Abu Dhabi Chemicals Derivatives Co., or TA’ZIZ, and India's Reliance Industries Ltd. (RIL), will launch a joint venture to construct and operate a chemicals production facility with an investment of over $2 billion.
The facility, which will produce chlor-alkali, ethylene dichloride and polyvinyl chloride, will be located at the TA’ZIZ Industrial Chemicals Zone, Ruwais, ADNOC said in a statement on Tuesday.
This is the first investment in the MENA region by the Indian oil-to-telecoms conglomerate.

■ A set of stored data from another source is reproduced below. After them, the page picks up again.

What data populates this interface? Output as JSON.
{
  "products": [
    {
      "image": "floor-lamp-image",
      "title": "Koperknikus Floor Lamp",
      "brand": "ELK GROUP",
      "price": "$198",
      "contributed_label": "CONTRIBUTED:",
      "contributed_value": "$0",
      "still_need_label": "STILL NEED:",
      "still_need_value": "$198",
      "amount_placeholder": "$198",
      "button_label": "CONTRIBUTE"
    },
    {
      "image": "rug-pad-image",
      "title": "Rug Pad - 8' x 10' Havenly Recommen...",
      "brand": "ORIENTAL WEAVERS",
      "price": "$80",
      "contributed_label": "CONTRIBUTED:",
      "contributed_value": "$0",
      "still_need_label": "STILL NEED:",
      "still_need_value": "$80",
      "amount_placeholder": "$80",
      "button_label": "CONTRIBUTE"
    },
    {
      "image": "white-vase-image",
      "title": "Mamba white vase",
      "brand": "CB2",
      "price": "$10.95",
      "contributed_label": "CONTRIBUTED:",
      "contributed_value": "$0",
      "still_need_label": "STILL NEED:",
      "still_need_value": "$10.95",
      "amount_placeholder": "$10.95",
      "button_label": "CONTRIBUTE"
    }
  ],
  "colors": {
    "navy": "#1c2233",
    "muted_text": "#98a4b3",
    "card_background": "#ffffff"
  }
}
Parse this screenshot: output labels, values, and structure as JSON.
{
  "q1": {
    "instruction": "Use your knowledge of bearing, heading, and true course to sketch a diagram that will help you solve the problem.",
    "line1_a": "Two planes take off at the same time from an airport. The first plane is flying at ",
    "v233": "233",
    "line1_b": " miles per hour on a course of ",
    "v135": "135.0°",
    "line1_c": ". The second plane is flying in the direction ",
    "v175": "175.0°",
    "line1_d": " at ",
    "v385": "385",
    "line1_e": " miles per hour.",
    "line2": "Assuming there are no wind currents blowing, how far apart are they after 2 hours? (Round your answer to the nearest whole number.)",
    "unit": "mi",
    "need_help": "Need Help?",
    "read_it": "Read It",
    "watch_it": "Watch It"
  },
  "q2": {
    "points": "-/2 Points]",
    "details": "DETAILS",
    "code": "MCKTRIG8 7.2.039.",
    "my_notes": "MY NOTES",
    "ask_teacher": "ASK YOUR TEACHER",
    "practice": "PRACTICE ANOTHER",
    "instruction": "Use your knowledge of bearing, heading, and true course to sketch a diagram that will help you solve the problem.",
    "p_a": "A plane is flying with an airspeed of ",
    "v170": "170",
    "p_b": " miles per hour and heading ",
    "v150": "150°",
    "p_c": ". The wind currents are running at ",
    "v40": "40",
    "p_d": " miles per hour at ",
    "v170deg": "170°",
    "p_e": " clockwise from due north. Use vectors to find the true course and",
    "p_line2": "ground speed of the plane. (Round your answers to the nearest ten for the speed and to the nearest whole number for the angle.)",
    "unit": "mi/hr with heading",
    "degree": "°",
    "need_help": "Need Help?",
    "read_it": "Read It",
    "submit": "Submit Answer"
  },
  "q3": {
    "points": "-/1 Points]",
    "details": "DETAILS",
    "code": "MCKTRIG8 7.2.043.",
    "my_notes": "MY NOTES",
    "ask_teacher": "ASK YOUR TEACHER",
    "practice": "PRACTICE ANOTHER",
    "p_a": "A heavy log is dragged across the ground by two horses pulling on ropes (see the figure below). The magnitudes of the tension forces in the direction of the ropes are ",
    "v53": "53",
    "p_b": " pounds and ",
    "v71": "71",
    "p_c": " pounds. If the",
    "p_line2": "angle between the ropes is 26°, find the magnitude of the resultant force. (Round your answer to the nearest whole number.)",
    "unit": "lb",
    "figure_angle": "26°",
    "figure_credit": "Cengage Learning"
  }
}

“India’s need for PVC to propel its growth, and the value from the abundantly available feedstock in UAE, provides a win-win partnership for both companies," said Reliance Industries Chairman and Managing Director, Mukesh Ambani.
The deal was first proposed in June this year. The Indian newspaper, the Economic Times, then reported that RIL would be investing $1.2 to $1.5 billion in the factory with ADNOC also expected to make a similar investment.
The UAE deal comes just weeks after RIL called off a deal with Saudi oil giant Aramco for a 20 percent stake acquisition by the Saudi firm in its oil-to-chemicals (O2C) business.
ADNOC and ADQ said last year they expected to attract more than $5 billion of third-party investments into petrochemical projects being executed by the TA'ZIZ joint venture.